Stars In The Trash - İnceleme
İspanyollardan iç ısıtan bir oyun daha geldi
İspanyol oyun geliştiricilerinin bende özel bir kredisi var. Nasıl olmasın ki? Nomada Studio, Gris ve Neva ile gönlümüzü almış, The Game Kitchen da Blasphemous oyunlarıyla soulsvania türünün en iyi örneklerinden ikisine imza atmışken, başka türlüsü mümkün mü sizce?
Hal böyle olunca yine İspanya merkezli bir stüdyo olan Valhalla Cats’in yeni oyunu Stars in the Trash de radarıma takılmıştı. Kendisiyle buluşma vakti geldi çattı, 9 Aralık itibariyle oyun severlerle buluştu. Bu vesileyle sizleri de bu hikâyeye davet edeyim istedim. Buyurun hep beraber sıcacık bir maceraya yol alalım.
Sizleri sevimli kedimiz Moka ile tanıştıralım
Kahramanımız bir ev kedisi olan Moka. Fakat evde canı sıkılıyor (belki bir de pencereden gördüğü kediye gönlünü kaptırmış olabilir :)) ve ne yapıp edip soluğu sokakta almayı başarıyor. Bundan sonra da yeni dostlar ve düşmanlar edineceği bir maceraya ilk adımlarını atmış oluyor.
Evde geçen ilk sahneler bir nevi öğretici kısım olarak değerlendirilebilir. Bir yandan platform kısımlarına ufak ufak ısınıyor, bir yandan da aksiyon sahnelerinde neler yapacağımızın ufak bir örneğini görmüş oluyoruz kedimizin elektrikli süpürgeyle mücadele sahnesinde.

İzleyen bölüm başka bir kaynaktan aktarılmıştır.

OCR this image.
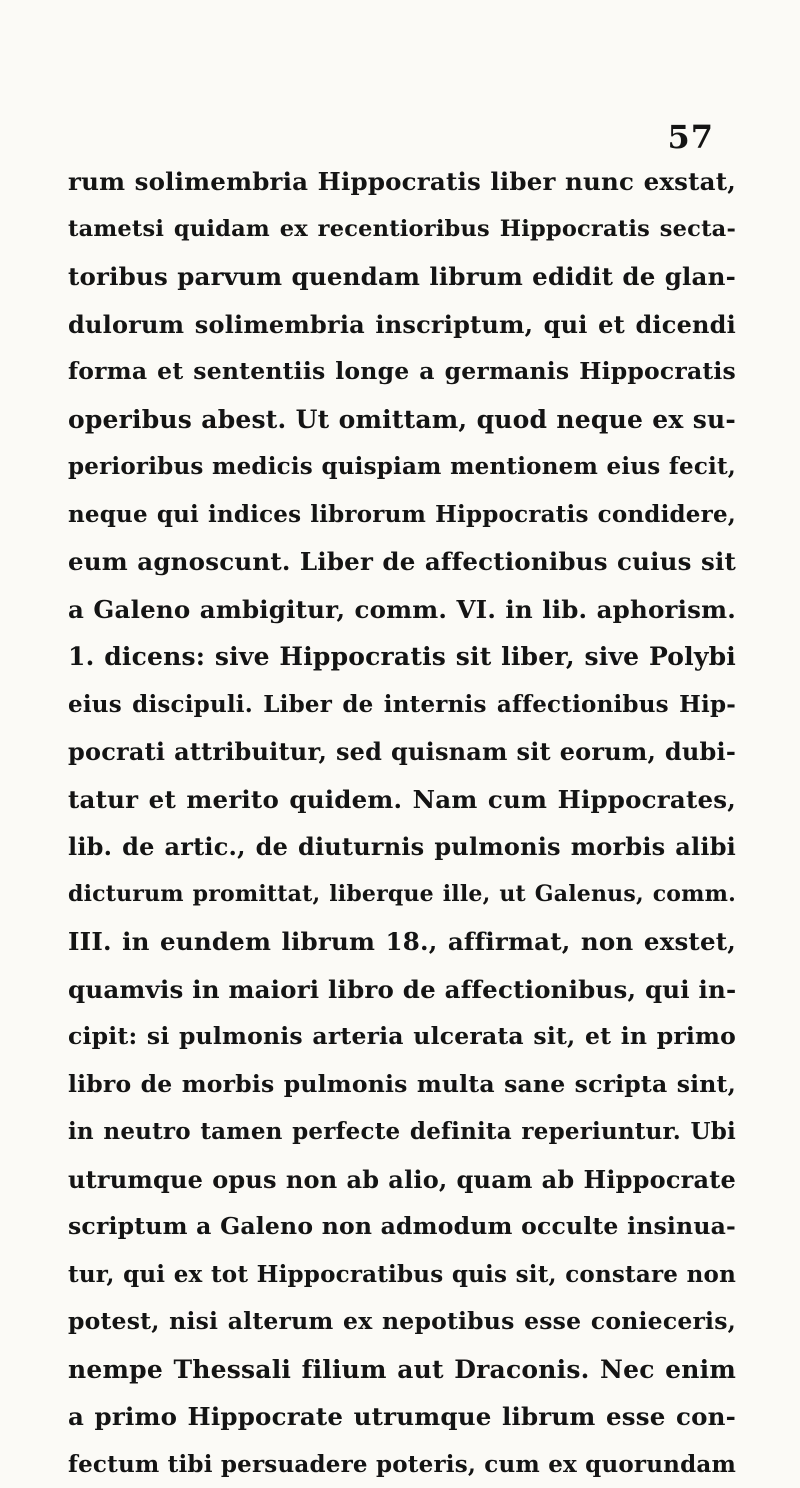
57
rum solimembria Hippocratis liber nunc exstat,
tametsi quidam ex recentioribus Hippocratis secta-
toribus parvum quendam librum edidit de glan-
dulorum solimembria inscriptum, qui et dicendi
forma et sententiis longe a germanis Hippocratis
operibus abest. Ut omittam, quod neque ex su-
perioribus medicis quispiam mentionem eius fecit,
neque qui indices librorum Hippocratis condidere,
eum agnoscunt. Liber de affectionibus cuius sit
a Galeno ambigitur, comm. VI. in lib. aphorism.
1. dicens: sive Hippocratis sit liber, sive Polybi
eius discipuli. Liber de internis affectionibus Hip-
pocrati attribuitur, sed quisnam sit eorum, dubi-
tatur et merito quidem. Nam cum Hippocrates,
lib. de artic., de diuturnis pulmonis morbis alibi
dicturum promittat, liberque ille, ut Galenus, comm.
III. in eundem librum 18., affirmat, non exstet,
quamvis in maiori libro de affectionibus, qui in-
cipit: si pulmonis arteria ulcerata sit, et in primo
libro de morbis pulmonis multa sane scripta sint,
in neutro tamen perfecte definita reperiuntur. Ubi
utrumque opus non ab alio, quam ab Hippocrate
scriptum a Galeno non admodum occulte insinua-
tur, qui ex tot Hippocratibus quis sit, constare non
potest, nisi alterum ex nepotibus esse conieceris,
nempe Thessali filium aut Draconis. Nec enim
a primo Hippocrate utrumque librum esse con-
fectum tibi persuadere poteris, cum ex quorundam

Hemen burada bir parantez açıp oyuna dair en hoşuma giden detaydan bahsetmek istiyorum. Tahmin edebileceğiniz gibi kedimiz Moka! Moka, karşılaşabileceğiniz herhangi bir kedi nasıl davranır, nelerden hoşlanır nelerden hoşlanmazsa aynen öyle hareket ediyor. Toplarla oynuyor, raflarda bardak çanak ne bulursa düşürüp kırıyor, halıları ve kartonları tırmalıyor, koltukları parçalıyor, televizyon kumandasına pati atmayı ihmal etmiyor, elektrikli süpürgeyi düşman gibi görüyor, banyodan hiç hoşlanmıyor, önüne bir salatalık düştüğünde de tüyleri diken diken oluveriyor :) Bir yandan yaramazlıktan geri kalmazken bir yandan da sevimliliğiyle kalbinizi çalmayı başarıyor. Moka’yı ekrandan alıp bağrıma basasım geldi.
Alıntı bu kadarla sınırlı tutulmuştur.